En un país donde la urgencia macroeconómica devora la planificación, uno de los grandes desafíos urbanos argentinos pasa por jerarquizar los cuadros técnicos y poder sostener los equipos (y los planes) en el tiempo.
Coda
Micaela Alcalde es directora ejecutiva de la Fundación Urbe y docente de políticas urbanas en la Universidad de San Martín (UNSAM). Conoce, como pocas, los límites de la planificación urbana en Argentina y su respuesta sintetiza los problemas que enfrenta el sector.
“Muchas veces no hay memoria institucional y los cargos cambian rápidamente, lo que erosiona la continuidad de las políticas. Hay escasez de oficinas especializadas y con medición de resultados, análisis de impacto tanto en el corto, mediano o largo plazo. Pero los municipios están aceptando, cada vez más, el hecho de que son protagonistas en la definición de sus políticas de suelo y que para eso necesitan músculo”, asegura la especialista.
Al mismo tiempo, dice, hay un desconocimiento del marco normativo sumado a una serie de leyes que no responden a las necesidades reales de las ciudades y que terminan provocando impactos contrarios a los originalmente propuestos. Alcalde cita el decreto-ley 8912 de la última dictadura que rige el ordenamiento del territorio en provincia de Buenos Aires y que, por ejemplo, contiene un capítulo entero dedicado a la regulación de los clubes de campo al tiempo que ni menciona la producción de suelo o la mejora del hábitat en la ciudad informal. “Aplicada rígidamente, la 8912 premia el tamaño del lote antes que el desempeño urbano. Esto produjo un tejido disparejo, encareció el suelo bien ubicado y terminó segregando a diferentes sectores sociales dentro de la misma cuadra”, explica.
Una buena política urbana, dice, tiene que estudiar los incentivos que la regulación puede generar en el mercado, pero además incluir herramientas de movilización del suelo ocioso. Así lo entendieron municipios como Trenque Lauquen, que desde 2009 lleva adelante un exitoso modelo de contribución por mejoras (si el municipio habilita una mayor constructividad, un cambio de usos o nuevos loteos en zonas donde antes no se permitía, eso le genera al privado una obligación para con el gobierno local, por ejemplo, la cesión de un porcentaje de los terrenos obtenidos (además de las ya previstas en la ley provincial), que a su vez le permite al municipio gestionar un crecimiento ordenado del área urbanizada.
Hay más ejemplos. En 2013, la provincia de San Juan aprobó un Plan de Ordenamiento Territorial para el área metropolitana de la capital, con instrumentos que buscaban desalentar la habilitación de countries, congelar la expansión de áreas vulnerables y movilizar terrenos vacantes al interior de la ciudad. Lección para el AMBA y, sobre todo, para el primer anillo del Gran Buenos Aires, el que menos creció en población entre 2010 y 2022 al tiempo que el mayor crecimiento relativo se daba en la tercera corona, en zonas alejadas de la capital.
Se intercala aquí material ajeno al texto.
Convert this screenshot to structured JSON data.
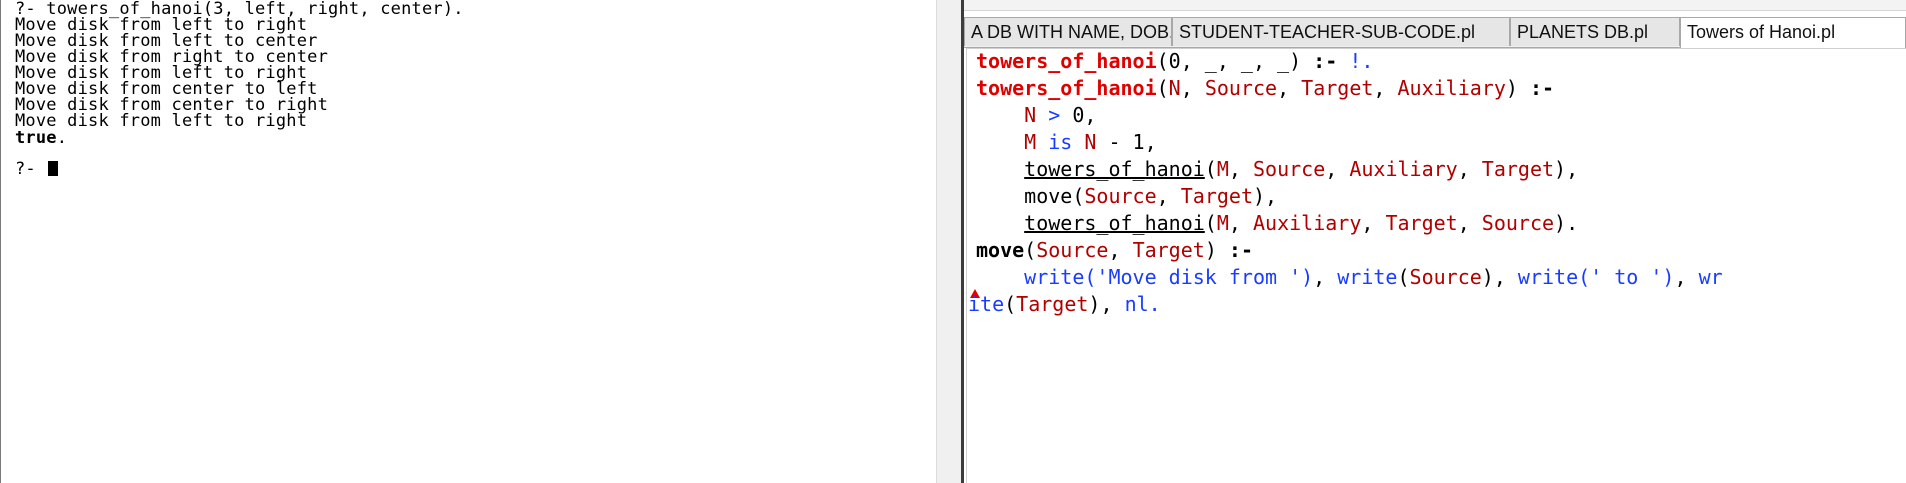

“Hoy los municipios del primer cordón del conurbano necesitan transformarse, y movilizar suelo para ello. De a poco comienzan a despertarse: se trata de entender que están parados sobre riqueza mal gestionada”, concluye Alcalde.
En un país donde la urgencia macroeconómica devora la planificación, uno de los grandes desafíos urbanos argentinos pasa por jerarquizar los cuadros técnicos y poder sostener los equipos (y los planes) en el tiempo. Hacen falta capacidades locales sólidas, pero también coordinación metropolitana y marcos normativos actualizados. Pero el primer paso es recuperar la ambición.
Hacen falta capacidades locales sólidas, pero también coordinación metropolitana y marcos normativos actualizados. Pero el primer paso es recuperar la ambición.